WHERE MY HEART USED TO BEAT

by Sebastian Faulks

Pub Date: Jan. 26th, 2016
ISBN: 978-0-8050-9732-0
Publisher: Henry Holt

A novel that artfully mixes memory and desire as a World War II veteran accesses painful memories of a wartime romance.

In 1980, Dr. Robert Hendricks is an established psychiatrist in London with an impressive book, The Chosen Few, to his credit. One day he gets a letter from a 93-year-old therapist, Dr. Alexander Pereira, who admires his book and also has some information about his father, who died during the first world war, when Hendricks was 2. Hendricks takes Pereira up on his invitation to visit him at his home on a small island off the coast of France.

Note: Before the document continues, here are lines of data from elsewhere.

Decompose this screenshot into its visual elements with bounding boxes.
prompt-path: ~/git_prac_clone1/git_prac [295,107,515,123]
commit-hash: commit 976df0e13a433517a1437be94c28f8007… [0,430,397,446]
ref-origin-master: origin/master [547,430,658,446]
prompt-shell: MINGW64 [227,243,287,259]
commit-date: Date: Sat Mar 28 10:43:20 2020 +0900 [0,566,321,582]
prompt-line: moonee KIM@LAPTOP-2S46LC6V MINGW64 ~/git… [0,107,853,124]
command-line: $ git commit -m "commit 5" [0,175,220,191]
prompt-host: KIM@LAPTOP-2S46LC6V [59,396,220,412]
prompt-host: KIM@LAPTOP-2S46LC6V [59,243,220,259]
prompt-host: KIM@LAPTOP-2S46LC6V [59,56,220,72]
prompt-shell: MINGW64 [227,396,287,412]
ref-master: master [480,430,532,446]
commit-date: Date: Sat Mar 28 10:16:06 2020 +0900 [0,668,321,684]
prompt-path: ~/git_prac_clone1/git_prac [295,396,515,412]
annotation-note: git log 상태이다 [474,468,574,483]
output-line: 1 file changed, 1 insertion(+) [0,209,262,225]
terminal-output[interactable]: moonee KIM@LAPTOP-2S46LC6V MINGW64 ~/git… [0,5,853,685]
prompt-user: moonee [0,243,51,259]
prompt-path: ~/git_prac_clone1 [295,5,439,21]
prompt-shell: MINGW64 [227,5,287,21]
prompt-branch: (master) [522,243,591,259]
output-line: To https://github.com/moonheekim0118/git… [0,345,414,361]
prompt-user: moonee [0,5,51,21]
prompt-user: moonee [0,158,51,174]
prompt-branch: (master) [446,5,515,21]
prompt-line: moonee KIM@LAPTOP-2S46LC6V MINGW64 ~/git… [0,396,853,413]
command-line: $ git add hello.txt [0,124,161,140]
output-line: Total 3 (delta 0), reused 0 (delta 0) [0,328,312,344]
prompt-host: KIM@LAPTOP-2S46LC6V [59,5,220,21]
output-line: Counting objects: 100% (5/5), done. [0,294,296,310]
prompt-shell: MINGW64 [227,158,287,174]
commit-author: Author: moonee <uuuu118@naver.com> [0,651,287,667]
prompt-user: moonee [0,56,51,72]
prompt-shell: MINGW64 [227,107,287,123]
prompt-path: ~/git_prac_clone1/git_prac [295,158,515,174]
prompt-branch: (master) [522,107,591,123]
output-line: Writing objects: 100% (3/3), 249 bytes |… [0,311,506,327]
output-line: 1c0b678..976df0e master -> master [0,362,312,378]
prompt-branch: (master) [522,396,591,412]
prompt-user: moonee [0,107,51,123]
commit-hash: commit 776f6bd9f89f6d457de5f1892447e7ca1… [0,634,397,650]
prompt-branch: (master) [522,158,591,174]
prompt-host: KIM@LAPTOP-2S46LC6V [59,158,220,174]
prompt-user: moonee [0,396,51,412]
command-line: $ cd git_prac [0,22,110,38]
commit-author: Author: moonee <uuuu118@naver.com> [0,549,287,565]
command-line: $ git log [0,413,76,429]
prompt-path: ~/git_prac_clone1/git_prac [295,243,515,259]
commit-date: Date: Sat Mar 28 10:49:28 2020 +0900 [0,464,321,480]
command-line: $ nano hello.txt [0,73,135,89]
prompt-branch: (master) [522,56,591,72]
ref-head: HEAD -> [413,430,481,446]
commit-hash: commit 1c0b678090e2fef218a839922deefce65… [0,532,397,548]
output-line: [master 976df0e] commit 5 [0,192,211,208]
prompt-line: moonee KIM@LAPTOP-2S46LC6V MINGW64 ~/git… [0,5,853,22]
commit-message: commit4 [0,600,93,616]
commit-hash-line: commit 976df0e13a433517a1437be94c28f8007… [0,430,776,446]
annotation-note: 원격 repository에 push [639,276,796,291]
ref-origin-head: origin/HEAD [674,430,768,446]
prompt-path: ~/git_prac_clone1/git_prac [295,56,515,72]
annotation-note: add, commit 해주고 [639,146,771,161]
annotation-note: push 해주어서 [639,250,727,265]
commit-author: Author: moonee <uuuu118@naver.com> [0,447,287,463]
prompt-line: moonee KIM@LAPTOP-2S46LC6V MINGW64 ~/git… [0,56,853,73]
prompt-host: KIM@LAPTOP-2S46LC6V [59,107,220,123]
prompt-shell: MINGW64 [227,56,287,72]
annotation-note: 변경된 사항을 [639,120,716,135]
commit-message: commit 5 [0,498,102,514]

Pereira had briefly known Hendricks’ father during the war and has a few photographs and artifacts he wishes to share—and he also suspects that Hendricks has repressed some memories about his own war experience, which included the landing at Anzio in 1944 and a short but tempestuous relationship with Luisa, the beautiful daughter of a Genoese businessman. As one might expect, Hendricks tells much of the novel through flashbacks to his war experience, and few authors write about war as well or as vividly as Faulks. We meet a range of officers and other soldiers whom Faulks deftly avoids stereotyping—they’re presented with all their flaws and gestures toward heroism and cowardice. Hendricks himself received a war wound, and with Pereira’s encouragement he finally remembers how—and it’s not a moment of heroism. At the center of Hendricks’ memories is Luisa. His tangled relationship with her shapes the rest of Hendricks’ life and gives him deeper understanding of his theories about love.

An absorbing look at the intimate connection between love, war, and memory.